Doctor Tavera must so have understood it when, at the time that his wife was already living away from the conjugal dwelling, he himself, as shown by the record, willed that a monthly allowance be paid to her, as in fact it was paid.

It is true that at first this monthly allowance was paid out of the appellee's paraphernal property but when those funds ran short, the other funds under administration were drawn upon, "to continue giving ther monthly sum," as Mr. Ramirez said (p. 38, t. s. n.). So much so that, as the management of the paraphernal property was carried in a separate account, a time came when said account showed a debit balance, which indicates Doctor Tavera's resolute intention that his wife's monthly allowance should never fail. The fact that the amount of the allowance was sometimes reduced by order of Doctor Tavera in order the better to regulate the management of the conjugal partnership, does not in the least constitute a proof against his resolution carried into effect to pay Concepcion Cembrano a monthly allowance for the latter's expenses.

This act of Doctor Tavera's constitutes a recognition of the appellee's right to receive support chargeable to the conjugal partnership, and as such is a bar to the prescription alleged by the appellant (art. 1948, Civil Code; sec. 50, Code of Civil Procedure). Besides, in regard to the argument of prescription, it must be considered, as counsel for Concepcion Cembrano observes, this is not, an action for support not paid, but for the compensation thereof with the amounts paid to her as fruits and rents of her paraphernal property.

It has not been proved that Doctor Tavera discontinued managing his wife's paraphernal property. The terms of document Exhibit A do not lead to this conclusion. The fact that a separate account was opened for said property at Doctor Tavera's direction in 1915, does not signify that he estopped managing it.

The lower court did not err, in our opinion, when it held that Concepcion Cembrano was entitled to receive support from the conjugal partnership from the year 1913 to the year 1925. And considering the social position of said family and the amount of the funds of the conjugal partnership, we find no sufficient reason to change the amount fixed by the trial court as a reasonable monthly allowance for the maintenance, dwelling, clothing and medical attendance of the appellee.

Passing now to the sums advanced to the three children of said marriage, Carlos, Alfredo, and Carmen it appears from summaries K, L, and M admitted as evidence that they are found in the private account of the late Doctor Tavera.
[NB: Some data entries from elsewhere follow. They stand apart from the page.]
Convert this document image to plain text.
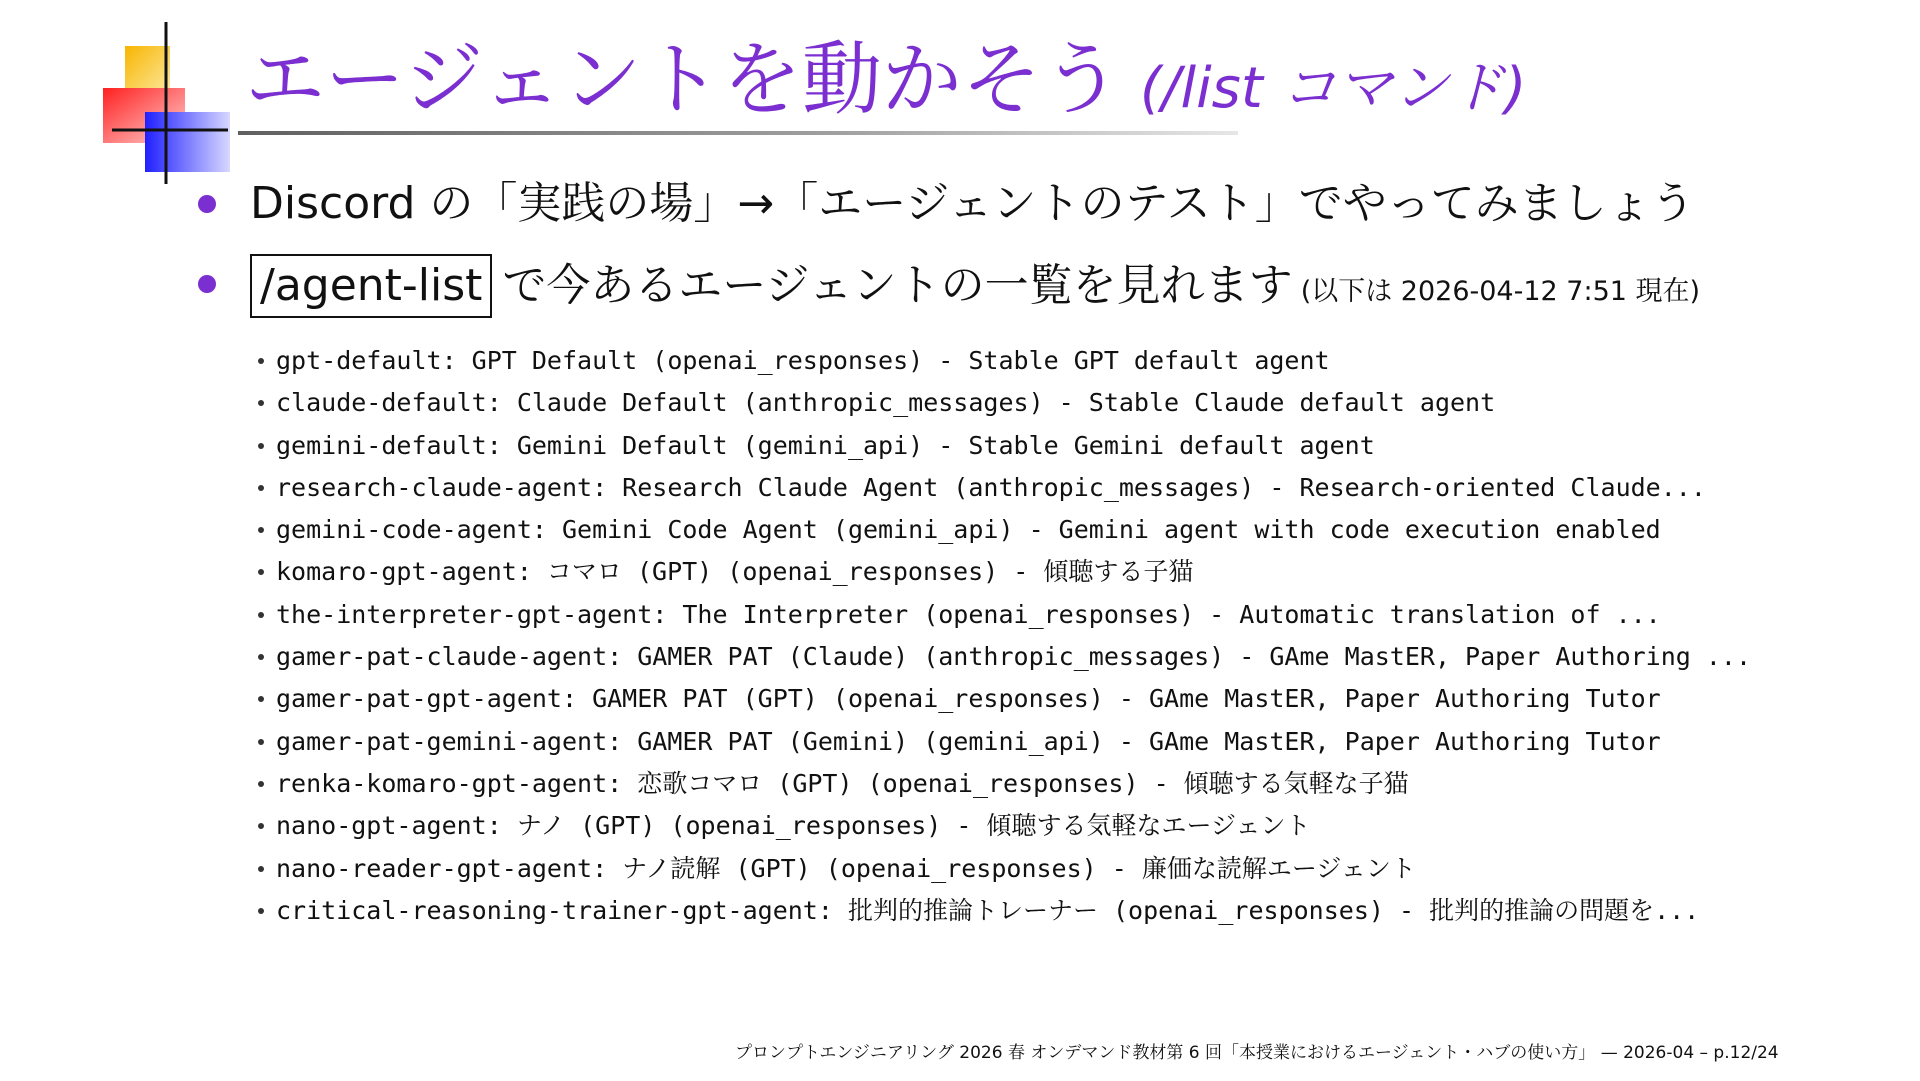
エージェントを動かそう (/list コマンド)
Discord の「実践の場」→「エージェントのテスト」でやってみましょう
/agent-list で今あるエージェントの一覧を見れます (以下は 2026-04-12 7:51 現在)
gpt-default: GPT Default (openai_responses) - Stable GPT default agent
claude-default: Claude Default (anthropic_messages) - Stable Claude default agent
gemini-default: Gemini Default (gemini_api) - Stable Gemini default agent
research-claude-agent: Research Claude Agent (anthropic_messages) - Research-oriented Claude...
gemini-code-agent: Gemini Code Agent (gemini_api) - Gemini agent with code execution enabled
komaro-gpt-agent: コマロ (GPT) (openai_responses) - 傾聴する子猫
the-interpreter-gpt-agent: The Interpreter (openai_responses) - Automatic translation of ...
gamer-pat-claude-agent: GAMER PAT (Claude) (anthropic_messages) - GAme MastER, Paper Authoring ...
gamer-pat-gpt-agent: GAMER PAT (GPT) (openai_responses) - GAme MastER, Paper Authoring Tutor
gamer-pat-gemini-agent: GAMER PAT (Gemini) (gemini_api) - GAme MastER, Paper Authoring Tutor
renka-komaro-gpt-agent: 恋歌コマロ (GPT) (openai_responses) - 傾聴する気軽な子猫
nano-gpt-agent: ナノ (GPT) (openai_responses) - 傾聴する気軽なエージェント
nano-reader-gpt-agent: ナノ読解 (GPT) (openai_responses) - 廉価な読解エージェント
critical-reasoning-trainer-gpt-agent: 批判的推論トレーナー (openai_responses) - 批判的推論の問題を...
プロンプトエンジニアリング 2026 春 オンデマンド教材第 6 回「本授業におけるエージェント・ハブの使い方」 — 2026-04 – p.12/24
As is pointed out in the appellant's brief (p. 61.) it does not appear that said sums were taken from the conjugal partnership funds, and that according to said summaries, we must infer that the aforementioned sums were taken, not from the partnership property spouses, but from the private funds of the said deceased.
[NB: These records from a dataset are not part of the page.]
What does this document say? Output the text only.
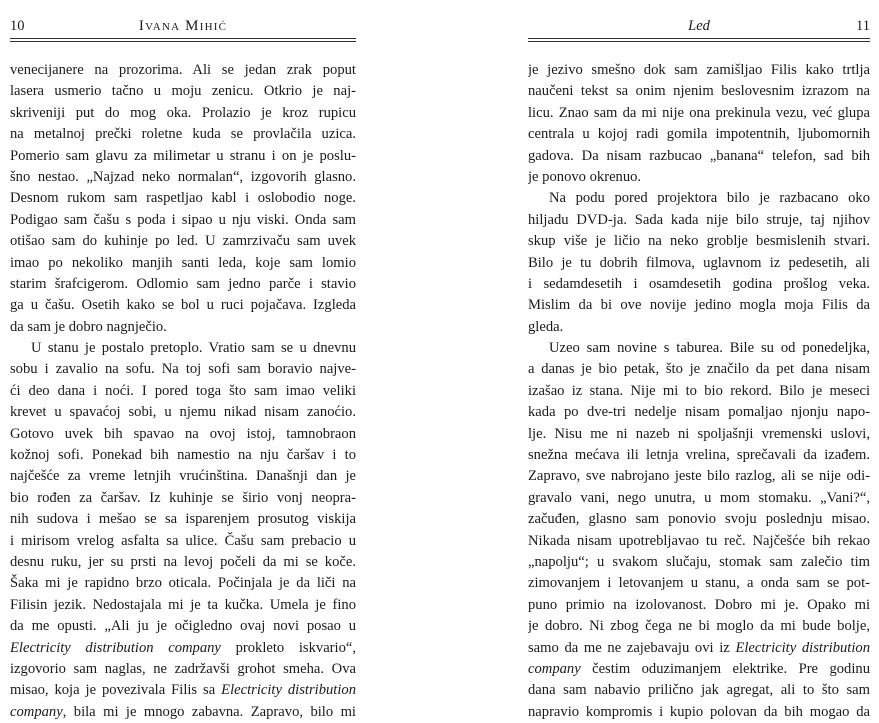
10	Ivana Mihić
venecijanere na prozorima. Ali se jedan zrak poput
lasera usmerio tačno u moju zenicu. Otkrio je naj-
skriveniji put do mog oka. Prolazio je kroz rupicu
na metalnoj prečki roletne kuda se provlačila uzica.
Pomerio sam glavu za milimetar u stranu i on je poslu-
šno nestao. „Najzad neko normalan“, izgovorih glasno.
Desnom rukom sam raspetljao kabl i oslobodio noge.
Podigao sam čašu s poda i sipao u nju viski. Onda sam
otišao sam do kuhinje po led. U zamrzivaču sam uvek
imao po nekoliko manjih santi leda, koje sam lomio
starim šrafcigerom. Odlomio sam jedno parče i stavio
ga u čašu. Osetih kako se bol u ruci pojačava. Izgleda
da sam je dobro nagnječio.
U stanu je postalo pretoplo. Vratio sam se u dnevnu
sobu i zavalio na sofu. Na toj sofi sam boravio najve-
ći deo dana i noći. I pored toga što sam imao veliki
krevet u spavaćoj sobi, u njemu nikad nisam zanoćio.
Gotovo uvek bih spavao na ovoj istoj, tamnobraon
kožnoj sofi. Ponekad bih namestio na nju čaršav i to
najčešće za vreme letnjih vrućinština. Današnji dan je
bio rođen za čaršav. Iz kuhinje se širio vonj neopra-
nih sudova i mešao se sa isparenjem prosutog viskija
i mirisom vrelog asfalta sa ulice. Čašu sam prebacio u
desnu ruku, jer su prsti na levoj počeli da mi se koče.
Šaka mi je rapidno brzo oticala. Počinjala je da liči na
Filisin jezik. Nedostajala mi je ta kučka. Umela je fino
da me opusti. „Ali ju je očigledno ovaj novi posao u
Electricity distribution company prokleto iskvario“,
izgovorio sam naglas, ne zadržavši grohot smeha. Ova
misao, koja je povezivala Filis sa Electricity distribution
company, bila mi je mnogo zabavna. Zapravo, bilo mi
Led	11
je jezivo smešno dok sam zamišljao Filis kako trtlja
naučeni tekst sa onim njenim beslovesnim izrazom na
licu. Znao sam da mi nije ona prekinula vezu, već glupa
centrala u kojoj radi gomila impotentnih, ljubomornih
gadova. Da nisam razbucao „banana“ telefon, sad bih
je ponovo okrenuo.
Na podu pored projektora bilo je razbacano oko
hiljadu DVD-ja. Sada kada nije bilo struje, taj njihov
skup više je ličio na neko groblje besmislenih stvari.
Bilo je tu dobrih filmova, uglavnom iz pedesetih, ali
i sedamdesetih i osamdesetih godina prošlog veka.
Mislim da bi ove novije jedino mogla moja Filis da
gleda.
Uzeo sam novine s taburea. Bile su od ponedeljka,
a danas je bio petak, što je značilo da pet dana nisam
izašao iz stana. Nije mi to bio rekord. Bilo je meseci
kada po dve-tri nedelje nisam pomaljao njonju napo-
lje. Nisu me ni nazeb ni spoljašnji vremenski uslovi,
snežna mećava ili letnja vrelina, sprečavali da izađem.
Zapravo, sve nabrojano jeste bilo razlog, ali se nije odi-
gravalo vani, nego unutra, u mom stomaku. „Vani?“,
začuđen, glasno sam ponovio svoju poslednju misao.
Nikada nisam upotrebljavao tu reč. Najčešće bih rekao
„napolju“; u svakom slučaju, stomak sam zalečio tim
zimovanjem i letovanjem u stanu, a onda sam se pot-
puno primio na izolovanost. Dobro mi je. Opako mi
je dobro. Ni zbog čega ne bi moglo da mi bude bolje,
samo da me ne zajebavaju ovi iz Electricity distribution
company čestim oduzimanjem elektrike. Pre godinu
dana sam nabavio prilično jak agregat, ali to što sam
napravio kompromis i kupio polovan da bih mogao da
Therefore, these three children cannot be required to bring into collation the respective sums they received which are detailed in said summaries Exhibits K, L, and M.

We find no merit in the appellant's assignments of error except in the eight, which we find to be well taken referring to the sums received from the deceased by his three children.

Wherefore, with the modification of the order appealed from that the three children shall not be required to bring the P31,952.97 referred to be in said judgment into collation, the same is hereby affirmed in all other respects, without costs. So ordered.

Johnson, Malcolm, Ostrand, Johns and Villa-Real, JJ., concur.